Li Jing physically and officially became a female shortly before entering the English Literature Department of Suchow University at age 19. Not everybody, however, had been forewarned. Her freshman year at university proved a grueling and uncomfortable experience.
"I obviously looked like a women, but the [university's] paperwork still said I was a man. It was such a shock that I tried to kill myself," she said.
It was while studying at university that Li Jing made her first tentative steps to superstardom by taking a part-time job as a model. By the time she graduated from university, Li Jing had already become a popular figure in the fashion industry.
In order to escape the glare of publicity that has followed her since leaving university and becoming a household name, Li Jing travels to Paris and the US at least twice a year to purchase the latest fashions and enjoy brief respites of anonymity.

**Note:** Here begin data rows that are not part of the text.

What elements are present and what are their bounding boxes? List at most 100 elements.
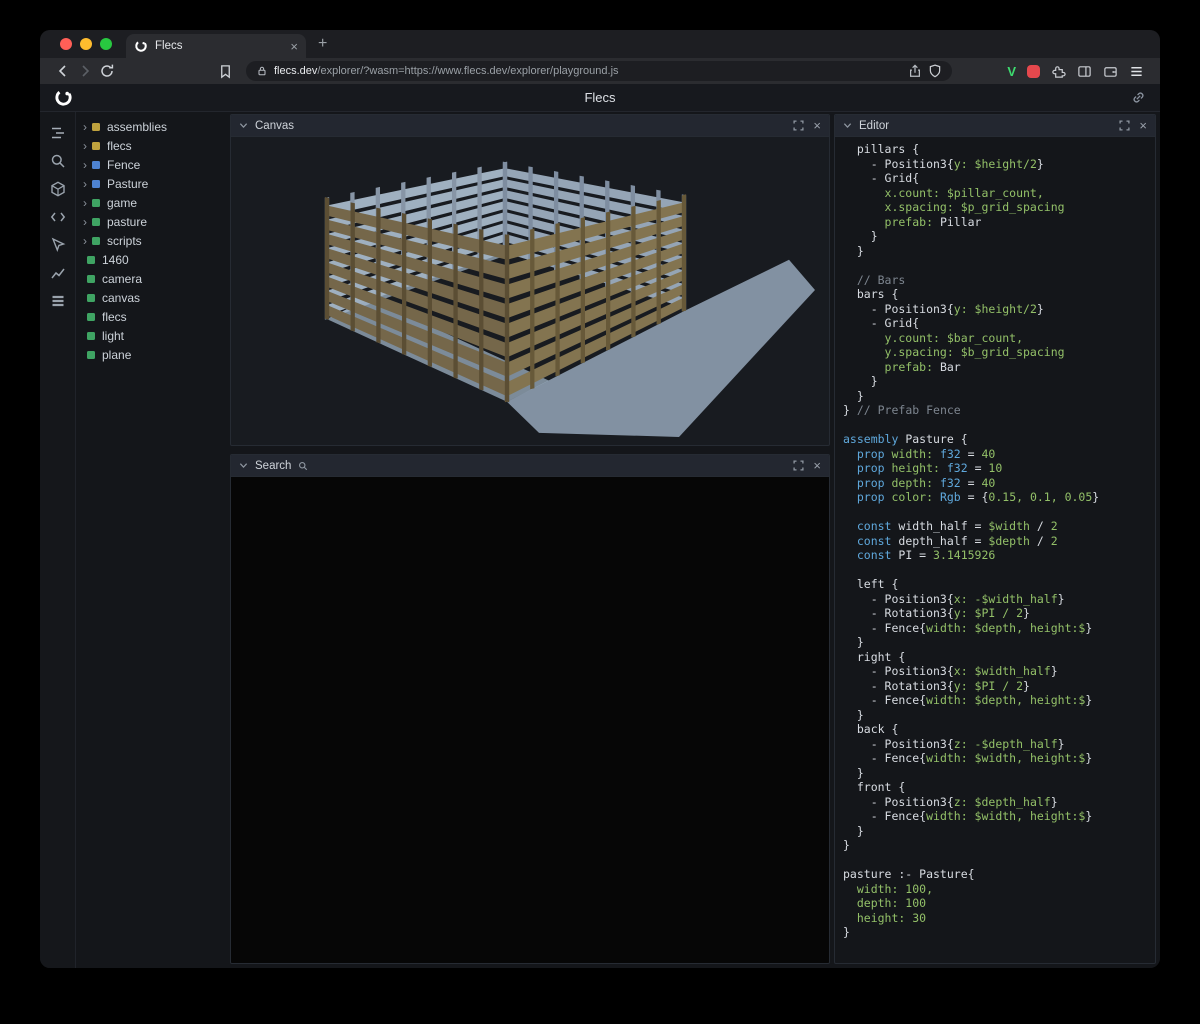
tree-item-canvas[interactable]: canvas	[76, 288, 230, 307]
code-line: depth: 100	[843, 896, 1155, 911]
inspect-icon[interactable]	[47, 236, 69, 254]
shield-icon[interactable]	[928, 64, 942, 78]
tree-item-camera[interactable]: camera	[76, 269, 230, 288]
back-button[interactable]	[52, 60, 74, 82]
tree-item-flecs[interactable]: ›flecs	[76, 136, 230, 155]
expand-arrow-icon[interactable]: ›	[83, 216, 92, 228]
expand-arrow-icon[interactable]: ›	[83, 197, 92, 209]
code-line: - Position3{y: $height/2}	[843, 302, 1155, 317]
menu-icon[interactable]	[1129, 64, 1144, 79]
code-line: const PI = 3.1415926	[843, 548, 1155, 563]
entity-kind-swatch	[87, 313, 95, 321]
code-line: - Position3{z: $depth_half}	[843, 795, 1155, 810]
fullscreen-icon[interactable]	[1119, 120, 1130, 131]
code-line: }	[843, 229, 1155, 244]
bookmark-icon[interactable]	[214, 60, 236, 82]
tree-item-flecs[interactable]: flecs	[76, 307, 230, 326]
close-panel-icon[interactable]: ×	[813, 119, 821, 132]
canvas-panel: Canvas ×	[230, 114, 830, 446]
code-line: - Position3{x: $width_half}	[843, 664, 1155, 679]
expand-arrow-icon[interactable]: ›	[83, 159, 92, 171]
panel-title: Editor	[859, 120, 889, 132]
fullscreen-icon[interactable]	[793, 120, 804, 131]
extension-v-icon[interactable]: V	[1007, 64, 1016, 79]
code-line: y.spacing: $b_grid_spacing	[843, 345, 1155, 360]
wallet-icon[interactable]	[1103, 64, 1118, 79]
entity-kind-swatch	[92, 199, 100, 207]
tab-close-icon[interactable]: ×	[290, 40, 298, 53]
expand-arrow-icon[interactable]: ›	[83, 140, 92, 152]
tree-item-label: flecs	[102, 310, 127, 324]
close-panel-icon[interactable]: ×	[1139, 119, 1147, 132]
app-header: Flecs	[40, 84, 1160, 112]
entity-kind-swatch	[87, 294, 95, 302]
entity-kind-swatch	[87, 351, 95, 359]
share-icon[interactable]	[908, 64, 922, 78]
tree-item-Fence[interactable]: ›Fence	[76, 155, 230, 174]
stats-icon[interactable]	[47, 264, 69, 282]
reload-button[interactable]	[96, 60, 118, 82]
tree-view-icon[interactable]	[47, 124, 69, 142]
collapse-chevron-icon[interactable]	[843, 121, 852, 130]
extension-cluster: V	[1007, 64, 1148, 79]
browser-toolbar: flecs.dev/explorer/?wasm=https://www.fle…	[40, 58, 1160, 84]
code-line	[843, 258, 1155, 273]
tree-item-pasture[interactable]: ›pasture	[76, 212, 230, 231]
editor-code[interactable]: pillars { - Position3{y: $height/2} - Gr…	[835, 137, 1155, 963]
tree-item-label: Pasture	[107, 177, 148, 191]
code-icon[interactable]	[47, 208, 69, 226]
expand-arrow-icon[interactable]: ›	[83, 235, 92, 247]
canvas-3d-viewport[interactable]	[231, 137, 829, 445]
collapse-chevron-icon[interactable]	[239, 461, 248, 470]
extension-red-icon[interactable]	[1027, 65, 1040, 78]
entity-kind-swatch	[92, 123, 100, 131]
expand-arrow-icon[interactable]: ›	[83, 121, 92, 133]
tree-item-label: plane	[102, 348, 131, 362]
tree-item-plane[interactable]: plane	[76, 345, 230, 364]
canvas-3d-scene	[231, 137, 829, 445]
code-line: - Fence{width: $width, height:$}	[843, 809, 1155, 824]
tree-item-assemblies[interactable]: ›assemblies	[76, 117, 230, 136]
tree-item-label: canvas	[102, 291, 140, 305]
tree-item-label: camera	[102, 272, 142, 286]
browser-window: Flecs × + flecs.dev/explore	[40, 30, 1160, 968]
code-line: prop height: f32 = 10	[843, 461, 1155, 476]
fullscreen-icon[interactable]	[793, 460, 804, 471]
browser-tab[interactable]: Flecs ×	[126, 34, 306, 58]
code-line: - Position3{y: $height/2}	[843, 157, 1155, 172]
rows-icon[interactable]	[47, 292, 69, 310]
close-panel-icon[interactable]: ×	[813, 459, 821, 472]
tree-item-1460[interactable]: 1460	[76, 250, 230, 269]
cube-icon[interactable]	[47, 180, 69, 198]
code-line: back {	[843, 722, 1155, 737]
code-line: }	[843, 635, 1155, 650]
desktop: Flecs × + flecs.dev/explore	[0, 0, 1200, 1024]
code-line: - Position3{x: -$width_half}	[843, 592, 1155, 607]
sidebar-toggle-icon[interactable]	[1077, 64, 1092, 79]
tab-title: Flecs	[155, 40, 283, 52]
tree-item-game[interactable]: ›game	[76, 193, 230, 212]
code-line: x.count: $pillar_count,	[843, 186, 1155, 201]
new-tab-button[interactable]: +	[318, 35, 327, 53]
tree-item-scripts[interactable]: › scripts	[76, 231, 230, 250]
code-line: right {	[843, 650, 1155, 665]
zoom-window-button[interactable]	[100, 38, 112, 50]
canvas-panel-header: Canvas ×	[231, 115, 829, 137]
tree-item-label: scripts	[107, 234, 142, 248]
search-results-area[interactable]	[231, 477, 829, 963]
tree-item-Pasture[interactable]: › Pasture	[76, 174, 230, 193]
tree-item-label: light	[102, 329, 124, 343]
expand-arrow-icon[interactable]: ›	[83, 178, 92, 190]
extensions-puzzle-icon[interactable]	[1051, 64, 1066, 79]
close-window-button[interactable]	[60, 38, 72, 50]
minimize-window-button[interactable]	[80, 38, 92, 50]
code-line: y.count: $bar_count,	[843, 331, 1155, 346]
entity-kind-swatch	[92, 142, 100, 150]
editor-panel: Editor × pillars { - Position3{y: $heigh…	[834, 114, 1156, 964]
collapse-chevron-icon[interactable]	[239, 121, 248, 130]
search-icon[interactable]	[47, 152, 69, 170]
tree-item-light[interactable]: light	[76, 326, 230, 345]
forward-button[interactable]	[74, 60, 96, 82]
address-bar[interactable]: flecs.dev/explorer/?wasm=https://www.fle…	[246, 61, 952, 81]
code-line: prefab: Pillar	[843, 215, 1155, 230]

She might enjoy being away from the limelight for short periods of time, but when she returns to Taiwan it is now impossible for Li Jing to escape the
realities of who she is.
Mobbed by fans when leaving the studio or while grocery shopping near her home in Hsichih, she now enjoys movie-star-like status and receives scores of letters from her army of devoted fans on a daily basis.

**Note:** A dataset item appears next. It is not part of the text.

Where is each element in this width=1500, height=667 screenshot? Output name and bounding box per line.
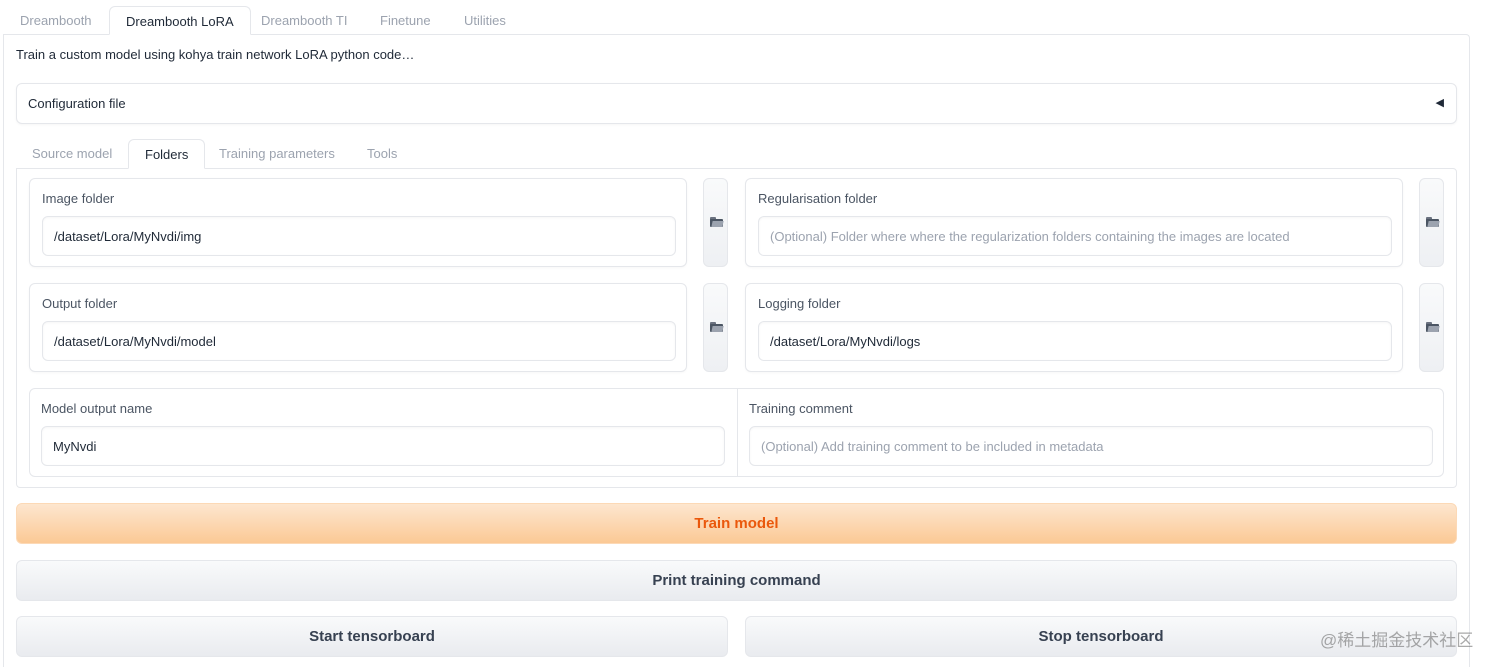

"I do get mail from men telling me how much they love me, but most of my fan mail comes from women," she said. "They write to encourage me or tell me how much they admire me or to ask about the clothes they've seen me wearing on television and ask where they can buy them and so on."
Not everyone is as gracious or as adoring as her doting fans. Like many well-known personalities, Li Jing also receives her fair share of hate mail.
The television networks team of censors does its best to monitor the contents of her fan mail before it arrives on her desk, but malicious mail does, on occassion, sneak through.
"The supervisor censors the mail and checks that it's authentic before giving it to me, but I do get rude letters," she said. "Most of them say things like `the Queen is not so good now,' and so on. I don't think they come from people who genuinely hate me. I think they come from people who are simply jealous."
It's not only her critics who have an ax to grind with the "Queen of the Shopping Channel," however. Her outspoken disregard for some of her younger peers has made her a target for a certain element within the cutthroat, often underhanded and far from glamorous business in which she works.
"You see a lot of newcomers who are too young and have no experience. They think [hosting a show] is easy and that all you have to do is look nice," said Li Jing. "[A few] of them could be good hosts, but they don't know how to conduct themselves. Sending [erroneous] letters to the media purely for spite is certainly not something I consider to be professional
Earlier this week, local media was awash with photographs of Li Jing cavorting on a bed with actor and comedian Hsu Hsiao-shun (許效舜). The fact that they were rehearsing a scene for the television series Beauty Clinic (好美麗診所) didn't matter. The local gossip columns and cable news channels were flooded with speculative tittle-tattle concerning Li Jing's sexual preferences long before the director had said, "cut."
"You have to get used to [being the focus of unwarranted attention]. It does hurt sometimes, but I don't look at these stories," she said. "Anyway, I think I'd be more upset if people didn't write about me."